Kız çocuklarım; sizi o kadar çok seviyorum ki. Erkek kız ayırmıyorum diyemem. Benim gönlüm sizlerle beraber, ne yapayım.  Çünkü zor bir ülkede doğdunuz,  zor olanla mücadele veriyorsunuz.  Zor olan en derseniz karşılarında sıra dağlar gibi duran ayrımcı ön yargılar, diye başlayabilirim. Belki bazılarınız abiniz var,  ya da oğlan kardeşe sahipsiniz. Ve ona gösterilen müsadeyi,  şans ve tahamülü kendinizde göremiyorsunuz.  Ama engellere rağmen okumayı, öğrenmeyi, bilmeyi, sorun çözmeyi, anlamayı, düşünmeyi  yazmayı;  kısacası sizden beklenenden fazlasını  başardınız. İçinizde kendine saygılı bir Türk kızı yeşerdi, filiz verdi.  Belki fark etmiyorsunuz ama o kadar iyi yol aldınız ki,  bu ülke ayrımcılığın fena bir şey olduğunu, olağan üstü gayretlerinizle ilk sizden öğrendi . Sizleri gördüğümde göğsüm kabarıyor. Gurur duyuyorum, gözlerim yaşarıyor. Bu gayretlerinize bu aya uygun ne yapayım ne yapayım derken aklıma bir fikir geldi. Hiç beklemeden uygulamaya soyundum.  İlk kız çocuk yazımı sizin için özenle seçtim.  Elimdeki yazıya okumaya doyamadım. Hadi buyurun bakalım, “ Çarşı Pazar” köşesine, kız çocuklarımız ne yazıyor. İşte başlıyor?

      “ Mutluluk sizce, bizce onlarca nedir? Mutluluk herkes için aynı şeylere mi bürünür? Mutluluk kavramı çok çeşitli, çok renkli, çok şeye benzetilir, giydirilir bir oluştur. Herkes mutlu olabilir mi? veya sadece insanların dünyasında geçen bir addan mı ibarettir? Herkes mutlu olabilir ama mutluluk ha diyince gelmeyen bir mahluktur.
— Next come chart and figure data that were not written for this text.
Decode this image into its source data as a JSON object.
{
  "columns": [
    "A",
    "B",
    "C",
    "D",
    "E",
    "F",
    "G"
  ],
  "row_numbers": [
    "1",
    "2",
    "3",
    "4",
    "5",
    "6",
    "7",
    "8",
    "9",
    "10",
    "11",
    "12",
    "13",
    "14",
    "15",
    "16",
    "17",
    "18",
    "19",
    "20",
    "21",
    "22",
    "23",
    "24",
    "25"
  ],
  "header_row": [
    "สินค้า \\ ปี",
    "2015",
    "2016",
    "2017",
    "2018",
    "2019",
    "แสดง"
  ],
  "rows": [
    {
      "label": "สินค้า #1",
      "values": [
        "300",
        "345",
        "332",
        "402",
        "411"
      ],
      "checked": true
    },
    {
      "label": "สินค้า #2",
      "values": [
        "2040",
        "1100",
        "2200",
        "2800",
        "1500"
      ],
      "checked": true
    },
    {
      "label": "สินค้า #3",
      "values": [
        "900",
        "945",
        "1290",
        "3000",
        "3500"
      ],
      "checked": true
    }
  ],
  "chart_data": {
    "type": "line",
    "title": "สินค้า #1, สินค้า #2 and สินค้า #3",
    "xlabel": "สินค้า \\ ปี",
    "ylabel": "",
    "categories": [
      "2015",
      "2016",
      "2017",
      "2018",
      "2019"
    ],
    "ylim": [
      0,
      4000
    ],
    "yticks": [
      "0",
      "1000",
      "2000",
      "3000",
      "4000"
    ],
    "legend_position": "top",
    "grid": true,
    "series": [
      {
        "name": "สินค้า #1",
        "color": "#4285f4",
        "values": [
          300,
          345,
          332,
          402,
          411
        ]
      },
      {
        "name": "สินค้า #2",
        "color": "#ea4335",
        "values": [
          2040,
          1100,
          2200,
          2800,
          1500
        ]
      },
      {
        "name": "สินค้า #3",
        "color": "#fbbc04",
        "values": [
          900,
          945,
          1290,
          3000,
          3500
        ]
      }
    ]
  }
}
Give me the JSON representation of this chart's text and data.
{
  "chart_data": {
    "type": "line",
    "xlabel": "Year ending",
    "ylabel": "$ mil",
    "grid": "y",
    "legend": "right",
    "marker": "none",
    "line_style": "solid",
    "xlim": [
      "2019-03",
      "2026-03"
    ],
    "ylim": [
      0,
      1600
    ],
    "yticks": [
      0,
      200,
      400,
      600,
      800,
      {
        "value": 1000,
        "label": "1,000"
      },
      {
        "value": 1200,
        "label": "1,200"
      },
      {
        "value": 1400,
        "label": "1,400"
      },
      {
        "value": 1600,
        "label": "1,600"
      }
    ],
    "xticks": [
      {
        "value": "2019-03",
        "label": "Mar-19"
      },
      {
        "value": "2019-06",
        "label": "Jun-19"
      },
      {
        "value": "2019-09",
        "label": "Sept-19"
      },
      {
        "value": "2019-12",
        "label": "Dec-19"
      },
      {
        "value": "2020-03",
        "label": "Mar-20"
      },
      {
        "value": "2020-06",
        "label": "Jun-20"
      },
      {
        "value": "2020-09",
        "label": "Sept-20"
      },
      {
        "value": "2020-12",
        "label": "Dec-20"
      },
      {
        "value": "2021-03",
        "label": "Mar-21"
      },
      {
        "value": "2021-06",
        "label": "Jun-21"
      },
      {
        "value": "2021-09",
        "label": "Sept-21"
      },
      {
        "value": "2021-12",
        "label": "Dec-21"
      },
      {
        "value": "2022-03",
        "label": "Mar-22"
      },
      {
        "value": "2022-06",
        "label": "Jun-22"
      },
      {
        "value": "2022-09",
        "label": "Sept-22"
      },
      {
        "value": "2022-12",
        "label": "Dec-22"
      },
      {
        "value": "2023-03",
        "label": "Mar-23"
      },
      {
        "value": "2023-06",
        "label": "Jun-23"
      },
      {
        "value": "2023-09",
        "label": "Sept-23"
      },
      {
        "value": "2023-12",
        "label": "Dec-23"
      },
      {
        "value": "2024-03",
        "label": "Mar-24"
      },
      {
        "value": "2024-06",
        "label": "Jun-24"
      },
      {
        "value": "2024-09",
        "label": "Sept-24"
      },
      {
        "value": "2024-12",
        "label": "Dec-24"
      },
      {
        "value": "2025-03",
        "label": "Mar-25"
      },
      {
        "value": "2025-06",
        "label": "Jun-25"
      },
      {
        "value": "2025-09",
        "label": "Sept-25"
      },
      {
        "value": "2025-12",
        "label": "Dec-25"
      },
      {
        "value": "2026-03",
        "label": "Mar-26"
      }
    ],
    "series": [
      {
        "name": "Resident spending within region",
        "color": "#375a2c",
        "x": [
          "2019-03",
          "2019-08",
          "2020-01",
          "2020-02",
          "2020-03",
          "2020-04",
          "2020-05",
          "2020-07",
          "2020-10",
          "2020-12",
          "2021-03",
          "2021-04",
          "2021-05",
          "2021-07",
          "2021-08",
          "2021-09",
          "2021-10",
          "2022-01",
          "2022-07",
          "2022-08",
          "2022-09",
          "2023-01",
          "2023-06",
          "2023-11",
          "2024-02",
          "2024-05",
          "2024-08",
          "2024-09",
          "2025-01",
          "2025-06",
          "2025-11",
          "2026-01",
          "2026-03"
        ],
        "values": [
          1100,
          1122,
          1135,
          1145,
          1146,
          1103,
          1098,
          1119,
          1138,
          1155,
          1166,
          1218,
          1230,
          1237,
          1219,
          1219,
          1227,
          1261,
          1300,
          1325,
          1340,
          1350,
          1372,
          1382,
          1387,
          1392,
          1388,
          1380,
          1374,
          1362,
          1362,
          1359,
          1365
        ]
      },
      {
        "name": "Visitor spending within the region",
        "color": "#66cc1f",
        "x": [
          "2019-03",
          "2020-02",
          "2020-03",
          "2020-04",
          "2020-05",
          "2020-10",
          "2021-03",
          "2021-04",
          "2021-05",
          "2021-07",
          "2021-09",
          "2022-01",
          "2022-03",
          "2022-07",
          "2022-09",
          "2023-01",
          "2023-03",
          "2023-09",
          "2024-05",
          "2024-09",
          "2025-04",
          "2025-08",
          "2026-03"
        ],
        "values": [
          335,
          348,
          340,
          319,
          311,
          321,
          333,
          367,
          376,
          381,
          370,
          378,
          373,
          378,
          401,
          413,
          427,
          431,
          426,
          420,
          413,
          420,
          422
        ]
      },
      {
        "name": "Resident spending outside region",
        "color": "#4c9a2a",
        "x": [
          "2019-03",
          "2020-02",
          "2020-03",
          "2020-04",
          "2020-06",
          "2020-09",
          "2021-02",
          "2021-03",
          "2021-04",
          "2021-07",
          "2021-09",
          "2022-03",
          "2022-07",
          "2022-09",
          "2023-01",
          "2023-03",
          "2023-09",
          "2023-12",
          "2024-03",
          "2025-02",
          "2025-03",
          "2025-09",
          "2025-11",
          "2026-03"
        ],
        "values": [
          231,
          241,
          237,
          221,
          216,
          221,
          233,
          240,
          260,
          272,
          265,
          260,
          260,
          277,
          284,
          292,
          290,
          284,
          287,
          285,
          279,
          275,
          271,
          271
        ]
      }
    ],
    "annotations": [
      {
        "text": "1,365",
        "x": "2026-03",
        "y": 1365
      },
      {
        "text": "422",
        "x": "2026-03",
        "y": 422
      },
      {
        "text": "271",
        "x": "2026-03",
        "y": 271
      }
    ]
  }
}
    Mutluluk Ayşe için bir oyun, Hande için bir müzik parçası, Mehmet için kitabından bir satır olabilir. Mutluluğun ne soyu ne sopu belli değildir. Mutluluk bir kediye benzer, beklentileri vardır, ihtiyaçları vardır. Beslenebilecek yiyecekleri olmalıdır. Olayın detayına değil de bütünü ne bakmak lazımdır. Boş tarafını değil de dolu tarafını ele almak meselesidir. Mükemmel isteyen insanlar mutlu olamazlar, detaylara takılırlar. Bir besini olması gerekir demiştir, o besinde sevgidir bu veledin. Örneğin bir şeyi seviyorsanız,  mutlu oluverirsiniz.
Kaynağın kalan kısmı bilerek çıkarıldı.